Light Emission from High Density 1D Excitons in Nanotubes

Single-walled carbon nanotubes (SWNTs) are one of the leading candidate materials to realize novel nanoscale photonic devices such as 1D lasers. Their diameter-dependent bandgaps can be utilized for unique multi-wavelength devices. There have been a large number of optical studies on SWNTs, but most of these studies were performed in the weak-excitation, quasi-equilibrium regime. In order to assess their performance characteristics as optoelectronic materials under device-operating conditions, it is crucial to examine their optical properties in highly non-equilibrium situations. Such studies also provide new insight into the bosonic properties of 1D excitons at quantum degenerate densities. Previous studies have shown that an upper limit exists on the exciton density due to very efficient exciton-exciton annihilation (EEA).

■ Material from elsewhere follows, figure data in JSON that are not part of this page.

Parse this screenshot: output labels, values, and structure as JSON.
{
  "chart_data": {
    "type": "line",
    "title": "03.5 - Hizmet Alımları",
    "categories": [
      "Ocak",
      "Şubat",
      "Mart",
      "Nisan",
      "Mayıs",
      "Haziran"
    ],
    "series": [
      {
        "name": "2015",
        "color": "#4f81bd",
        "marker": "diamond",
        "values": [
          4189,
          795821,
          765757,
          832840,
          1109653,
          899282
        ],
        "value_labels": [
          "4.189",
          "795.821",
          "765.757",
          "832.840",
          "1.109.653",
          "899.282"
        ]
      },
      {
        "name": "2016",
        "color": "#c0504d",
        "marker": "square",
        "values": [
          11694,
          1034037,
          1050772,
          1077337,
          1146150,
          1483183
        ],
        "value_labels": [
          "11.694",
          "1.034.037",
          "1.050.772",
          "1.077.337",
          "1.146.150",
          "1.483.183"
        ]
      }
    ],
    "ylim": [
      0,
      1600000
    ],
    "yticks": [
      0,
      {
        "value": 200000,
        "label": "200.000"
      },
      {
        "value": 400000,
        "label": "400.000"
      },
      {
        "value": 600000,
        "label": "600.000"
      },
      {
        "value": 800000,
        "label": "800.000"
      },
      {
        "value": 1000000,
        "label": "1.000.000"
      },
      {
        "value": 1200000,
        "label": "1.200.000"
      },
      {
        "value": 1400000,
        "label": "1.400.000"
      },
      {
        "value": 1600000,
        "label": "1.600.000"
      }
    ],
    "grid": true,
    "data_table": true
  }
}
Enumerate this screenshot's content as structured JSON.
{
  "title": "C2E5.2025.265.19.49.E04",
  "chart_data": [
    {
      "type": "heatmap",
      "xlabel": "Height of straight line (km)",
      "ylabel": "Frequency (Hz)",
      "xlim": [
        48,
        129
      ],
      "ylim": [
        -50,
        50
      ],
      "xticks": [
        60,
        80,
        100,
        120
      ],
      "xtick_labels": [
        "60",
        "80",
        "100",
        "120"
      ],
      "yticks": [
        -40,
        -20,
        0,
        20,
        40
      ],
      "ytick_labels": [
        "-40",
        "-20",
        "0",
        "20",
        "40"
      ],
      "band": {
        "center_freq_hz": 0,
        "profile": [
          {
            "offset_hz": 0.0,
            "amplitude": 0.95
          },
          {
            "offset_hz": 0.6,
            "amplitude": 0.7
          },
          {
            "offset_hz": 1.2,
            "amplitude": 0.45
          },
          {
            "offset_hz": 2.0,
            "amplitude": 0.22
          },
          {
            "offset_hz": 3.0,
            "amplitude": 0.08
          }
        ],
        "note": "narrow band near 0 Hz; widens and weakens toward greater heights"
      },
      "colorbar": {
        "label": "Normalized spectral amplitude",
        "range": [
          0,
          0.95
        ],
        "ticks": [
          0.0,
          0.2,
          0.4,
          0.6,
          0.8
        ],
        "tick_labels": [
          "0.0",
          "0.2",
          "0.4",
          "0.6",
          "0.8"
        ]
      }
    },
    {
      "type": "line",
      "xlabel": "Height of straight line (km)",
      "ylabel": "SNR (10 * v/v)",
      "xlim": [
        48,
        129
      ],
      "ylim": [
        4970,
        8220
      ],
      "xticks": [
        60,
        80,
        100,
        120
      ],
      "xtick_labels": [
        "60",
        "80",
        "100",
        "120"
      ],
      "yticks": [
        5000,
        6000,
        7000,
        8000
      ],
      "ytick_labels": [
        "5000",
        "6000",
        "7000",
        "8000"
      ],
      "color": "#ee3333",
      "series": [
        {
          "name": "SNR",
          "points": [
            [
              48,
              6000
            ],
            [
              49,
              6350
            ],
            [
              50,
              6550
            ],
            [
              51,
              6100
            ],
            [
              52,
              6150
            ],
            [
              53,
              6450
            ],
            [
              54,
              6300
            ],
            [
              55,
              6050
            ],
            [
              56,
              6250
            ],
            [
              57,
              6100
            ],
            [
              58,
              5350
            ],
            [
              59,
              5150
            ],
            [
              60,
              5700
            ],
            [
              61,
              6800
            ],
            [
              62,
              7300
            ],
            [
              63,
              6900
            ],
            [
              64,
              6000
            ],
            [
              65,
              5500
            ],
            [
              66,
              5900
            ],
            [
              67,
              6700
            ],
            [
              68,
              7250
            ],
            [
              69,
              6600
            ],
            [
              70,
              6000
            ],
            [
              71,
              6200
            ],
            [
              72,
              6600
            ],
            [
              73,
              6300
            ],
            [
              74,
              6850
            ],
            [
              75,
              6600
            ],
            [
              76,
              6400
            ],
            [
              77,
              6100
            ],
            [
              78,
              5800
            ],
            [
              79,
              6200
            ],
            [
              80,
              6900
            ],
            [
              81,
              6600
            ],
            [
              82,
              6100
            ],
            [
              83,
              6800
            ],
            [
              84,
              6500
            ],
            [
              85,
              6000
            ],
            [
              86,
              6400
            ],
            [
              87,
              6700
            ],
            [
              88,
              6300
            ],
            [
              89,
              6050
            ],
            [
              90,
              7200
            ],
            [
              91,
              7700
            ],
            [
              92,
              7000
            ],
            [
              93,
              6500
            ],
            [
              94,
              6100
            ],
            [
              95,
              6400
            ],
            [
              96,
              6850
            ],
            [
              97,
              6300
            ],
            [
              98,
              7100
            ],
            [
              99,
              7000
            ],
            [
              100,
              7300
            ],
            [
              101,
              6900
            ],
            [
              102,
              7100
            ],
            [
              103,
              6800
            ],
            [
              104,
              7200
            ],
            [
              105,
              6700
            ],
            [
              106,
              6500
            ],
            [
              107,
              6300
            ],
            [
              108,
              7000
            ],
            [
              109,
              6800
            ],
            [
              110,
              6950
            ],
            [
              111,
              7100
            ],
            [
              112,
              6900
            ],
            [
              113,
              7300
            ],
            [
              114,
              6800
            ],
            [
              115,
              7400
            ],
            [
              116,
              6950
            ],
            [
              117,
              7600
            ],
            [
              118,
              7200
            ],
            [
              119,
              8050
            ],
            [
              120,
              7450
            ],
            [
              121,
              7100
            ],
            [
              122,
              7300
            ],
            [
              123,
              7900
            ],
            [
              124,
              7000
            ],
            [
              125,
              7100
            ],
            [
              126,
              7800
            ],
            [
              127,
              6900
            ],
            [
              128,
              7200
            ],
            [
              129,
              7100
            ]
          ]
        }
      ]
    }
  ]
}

Furthermore, a recent study predicts that varying the temperature could lead to an increase in the exciton density surpassing this upper limit at room temperature. Therefore, we performed temperature-dependent photoluminescence (PL) on HiPco SWNTs embedded in an i-carrageenan matrix under high resonant excitation. We found that, for each temperature within our range (300 K to 15 K), the PL intensity saturates as a function of pump fluence and the saturation intensity increases from 300 K to a moderate temperature around 100-150 K. Below that critical temperature, the PL intensity decreases with decreasing temperature. Within the framework of diffusion-limited EEA, we successfully estimated the upper limit of the density of 1D excitons in SWNTs as a function of temperature. This result is promising for the development of a new class of nanoscale optoelectronic devices.